Ultimo appuntamento con l’analisi e la scoperta del fumetto giapponese

Era incominciato tutto con ‘Capitan Harlock’ con la scusa di omaggiare Leji Matsumoto, scomparso quasi sette settimane orsono, ma la voglia, per non dire la curiosità, di andare in fondo e scoprire qualcosa di più di questa particolare dimensione dei fumetti ci ha portato molto oltre. Attraverso un viaggio durato altre sei settimane, compreso questo giovedì, abbiamo cercato di analizzare, seppur in modo semplicistico, gli elementi essenziali dei manga, i fumetti giapponesi.

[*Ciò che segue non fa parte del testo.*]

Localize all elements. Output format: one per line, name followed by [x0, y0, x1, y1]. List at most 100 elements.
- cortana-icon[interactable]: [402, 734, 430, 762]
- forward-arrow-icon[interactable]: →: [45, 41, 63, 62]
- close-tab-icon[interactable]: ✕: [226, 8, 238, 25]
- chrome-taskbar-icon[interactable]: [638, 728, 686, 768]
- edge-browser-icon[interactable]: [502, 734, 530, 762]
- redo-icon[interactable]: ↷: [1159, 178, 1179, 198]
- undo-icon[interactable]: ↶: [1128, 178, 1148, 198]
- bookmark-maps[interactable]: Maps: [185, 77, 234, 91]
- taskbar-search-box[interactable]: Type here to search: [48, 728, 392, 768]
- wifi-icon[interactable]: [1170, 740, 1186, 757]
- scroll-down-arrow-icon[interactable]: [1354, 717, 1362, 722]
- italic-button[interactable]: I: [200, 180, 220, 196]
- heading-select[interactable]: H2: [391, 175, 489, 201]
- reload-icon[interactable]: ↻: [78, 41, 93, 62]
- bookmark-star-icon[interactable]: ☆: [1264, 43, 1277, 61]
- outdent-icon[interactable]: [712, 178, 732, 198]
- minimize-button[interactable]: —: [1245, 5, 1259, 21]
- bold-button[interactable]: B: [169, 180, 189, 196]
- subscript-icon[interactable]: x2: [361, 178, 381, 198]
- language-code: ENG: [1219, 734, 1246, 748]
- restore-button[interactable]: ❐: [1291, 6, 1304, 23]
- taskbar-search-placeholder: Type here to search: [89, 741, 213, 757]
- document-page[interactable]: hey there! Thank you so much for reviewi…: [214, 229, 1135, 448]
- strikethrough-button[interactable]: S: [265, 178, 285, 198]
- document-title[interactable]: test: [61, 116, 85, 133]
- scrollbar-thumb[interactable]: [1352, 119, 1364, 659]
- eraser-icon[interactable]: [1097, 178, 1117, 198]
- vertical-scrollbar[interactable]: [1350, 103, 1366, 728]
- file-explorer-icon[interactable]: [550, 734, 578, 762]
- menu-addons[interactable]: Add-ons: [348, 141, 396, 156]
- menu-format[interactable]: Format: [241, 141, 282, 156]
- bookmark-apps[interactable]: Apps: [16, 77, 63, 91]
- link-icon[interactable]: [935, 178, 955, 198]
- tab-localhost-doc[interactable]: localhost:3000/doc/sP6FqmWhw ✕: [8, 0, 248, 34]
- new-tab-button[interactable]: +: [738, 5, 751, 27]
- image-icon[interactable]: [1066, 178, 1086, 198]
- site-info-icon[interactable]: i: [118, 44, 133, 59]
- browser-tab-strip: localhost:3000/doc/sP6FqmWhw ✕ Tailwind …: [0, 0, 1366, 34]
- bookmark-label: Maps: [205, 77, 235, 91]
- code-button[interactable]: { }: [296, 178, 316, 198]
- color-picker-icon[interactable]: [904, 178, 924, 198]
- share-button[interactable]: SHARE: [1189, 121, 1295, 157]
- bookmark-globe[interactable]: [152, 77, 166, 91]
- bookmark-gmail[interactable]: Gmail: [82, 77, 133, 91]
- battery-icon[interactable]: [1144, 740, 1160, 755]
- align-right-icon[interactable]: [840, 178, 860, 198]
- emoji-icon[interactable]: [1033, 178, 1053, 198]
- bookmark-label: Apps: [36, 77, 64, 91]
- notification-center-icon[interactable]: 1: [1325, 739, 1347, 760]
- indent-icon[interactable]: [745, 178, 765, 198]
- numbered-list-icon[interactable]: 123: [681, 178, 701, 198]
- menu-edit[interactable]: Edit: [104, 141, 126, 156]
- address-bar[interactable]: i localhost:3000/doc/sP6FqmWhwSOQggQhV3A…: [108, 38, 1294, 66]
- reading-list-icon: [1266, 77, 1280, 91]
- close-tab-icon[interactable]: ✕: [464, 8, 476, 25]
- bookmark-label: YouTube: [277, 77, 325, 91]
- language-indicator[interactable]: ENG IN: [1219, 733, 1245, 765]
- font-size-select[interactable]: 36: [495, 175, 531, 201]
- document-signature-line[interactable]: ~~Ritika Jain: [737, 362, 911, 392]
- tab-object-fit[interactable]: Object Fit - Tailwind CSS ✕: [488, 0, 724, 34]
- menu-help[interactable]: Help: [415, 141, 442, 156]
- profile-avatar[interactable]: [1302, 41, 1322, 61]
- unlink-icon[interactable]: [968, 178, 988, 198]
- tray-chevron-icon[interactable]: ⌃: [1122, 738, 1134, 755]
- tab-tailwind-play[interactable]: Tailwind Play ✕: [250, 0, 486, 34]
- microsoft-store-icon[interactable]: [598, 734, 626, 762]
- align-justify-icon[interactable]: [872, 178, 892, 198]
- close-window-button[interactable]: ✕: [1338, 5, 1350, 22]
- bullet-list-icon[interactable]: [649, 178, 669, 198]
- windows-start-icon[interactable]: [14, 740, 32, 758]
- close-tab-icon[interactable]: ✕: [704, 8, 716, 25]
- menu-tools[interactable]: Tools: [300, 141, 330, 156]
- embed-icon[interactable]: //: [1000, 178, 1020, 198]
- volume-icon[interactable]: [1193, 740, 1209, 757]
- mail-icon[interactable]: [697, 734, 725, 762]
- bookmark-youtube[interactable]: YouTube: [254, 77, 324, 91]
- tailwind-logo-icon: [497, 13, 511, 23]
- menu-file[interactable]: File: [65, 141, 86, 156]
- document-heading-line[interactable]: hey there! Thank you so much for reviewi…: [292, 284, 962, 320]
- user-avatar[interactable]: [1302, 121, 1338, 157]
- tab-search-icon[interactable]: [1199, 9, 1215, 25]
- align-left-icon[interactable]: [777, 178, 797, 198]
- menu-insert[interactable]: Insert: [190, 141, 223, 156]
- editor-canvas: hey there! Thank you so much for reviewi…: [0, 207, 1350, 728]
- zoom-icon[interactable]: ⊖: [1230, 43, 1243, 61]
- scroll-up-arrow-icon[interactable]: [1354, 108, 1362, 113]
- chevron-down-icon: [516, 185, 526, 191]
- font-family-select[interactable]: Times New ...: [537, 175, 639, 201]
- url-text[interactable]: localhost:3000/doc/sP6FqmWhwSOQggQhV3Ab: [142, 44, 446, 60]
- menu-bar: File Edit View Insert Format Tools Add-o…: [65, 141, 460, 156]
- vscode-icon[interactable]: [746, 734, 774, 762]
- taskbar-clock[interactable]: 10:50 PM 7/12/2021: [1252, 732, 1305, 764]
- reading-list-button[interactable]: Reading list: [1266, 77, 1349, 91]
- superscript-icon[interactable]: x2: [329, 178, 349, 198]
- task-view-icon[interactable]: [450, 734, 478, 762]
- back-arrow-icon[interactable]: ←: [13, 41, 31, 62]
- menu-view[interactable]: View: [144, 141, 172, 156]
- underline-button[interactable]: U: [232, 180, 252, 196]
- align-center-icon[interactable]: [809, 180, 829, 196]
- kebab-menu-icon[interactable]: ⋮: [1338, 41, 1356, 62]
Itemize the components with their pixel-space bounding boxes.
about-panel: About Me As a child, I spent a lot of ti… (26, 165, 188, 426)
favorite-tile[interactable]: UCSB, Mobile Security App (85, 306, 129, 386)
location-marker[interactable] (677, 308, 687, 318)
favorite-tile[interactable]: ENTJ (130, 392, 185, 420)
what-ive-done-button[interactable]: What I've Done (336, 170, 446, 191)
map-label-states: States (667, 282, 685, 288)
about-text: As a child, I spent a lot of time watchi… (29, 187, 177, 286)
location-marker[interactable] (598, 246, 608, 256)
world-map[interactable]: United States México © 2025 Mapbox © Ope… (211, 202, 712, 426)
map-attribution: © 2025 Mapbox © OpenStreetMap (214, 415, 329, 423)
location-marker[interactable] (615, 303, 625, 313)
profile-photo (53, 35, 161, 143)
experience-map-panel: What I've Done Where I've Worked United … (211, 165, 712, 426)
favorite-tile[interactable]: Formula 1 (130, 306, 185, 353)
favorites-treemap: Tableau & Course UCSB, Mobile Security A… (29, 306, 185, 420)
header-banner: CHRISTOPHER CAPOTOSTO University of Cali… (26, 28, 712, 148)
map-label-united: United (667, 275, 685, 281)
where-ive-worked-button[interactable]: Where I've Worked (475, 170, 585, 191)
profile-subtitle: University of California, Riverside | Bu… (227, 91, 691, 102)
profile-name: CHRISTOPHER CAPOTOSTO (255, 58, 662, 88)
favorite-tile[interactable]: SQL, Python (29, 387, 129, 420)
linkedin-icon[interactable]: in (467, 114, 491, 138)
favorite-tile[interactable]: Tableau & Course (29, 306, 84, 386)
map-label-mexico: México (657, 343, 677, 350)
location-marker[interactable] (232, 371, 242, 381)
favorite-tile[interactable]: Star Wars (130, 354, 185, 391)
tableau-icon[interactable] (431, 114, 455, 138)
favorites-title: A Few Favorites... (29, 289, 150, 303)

Partendo dalle origini abbiamo rivelato poi i generi, le tipologie, come si leggono e soprattutto la differenziazione tra manga, appunto, e anime. È naturale, dunque, che quest’ultimo capitolo fosse interamente dedicato al primo manga della storia apparso, per la prima volta, nel 1947. Contrariamente da quello che si potrebbe pensare, l’opera che andremo ad analizzare, seppur brevemente, non è stata ispirata da nessuna idea originale.

Osamu Tezuka, l’autore della storia e quindi del fumetto, trasse la sua ispirazione da un romanzo diventato una pietra miliare della letteratura mondiale: L’isola del tesoro, di  Robert Louis Stevenson. Mantenendo per intero il titolo originale, Tezuka, chiamò la sua opera fumettistica: La nuova isola del tesoro.

Prima del successo Osamu, che nella sua lunga vita fu non solo fumettista ma anche scrittore, regista e produttore giapponese, ci provò con una storia a strisce che non attirò l’attenzione sia del pubblico che della critica. Il titolo era: Maa-chan no nikkichò. Era, in verità, una serie di fumetti in vengono raccontate le avventure di un bambino. Con questa serie di appuntamenti, per un paradosso, getterà le basi del fumetto giapponese così come lo abbiamo analizzato in queste settimane.

Quelle stesse basi che ritroveremo proprio nella trama liberamente ispirata al romanzo capolavoro di Stevenson, L’isola del tesoro appunto. Sia il pubblico, come anche la critica, furono impressionati nel modo in cui furono organizzate le tavole. Rispetto alle innovazioni portate da Tezuka, i manga fino a quel momento erano statici. Non presentavano una dinamicità come la sua opera, con un taglio quasi cinematografico. Un qualcosa che mutò radicalmente e per sempre il modo di realizzare i disegni e soprattutto ribaltando i canoni del passato usufruiti fino a quel momento.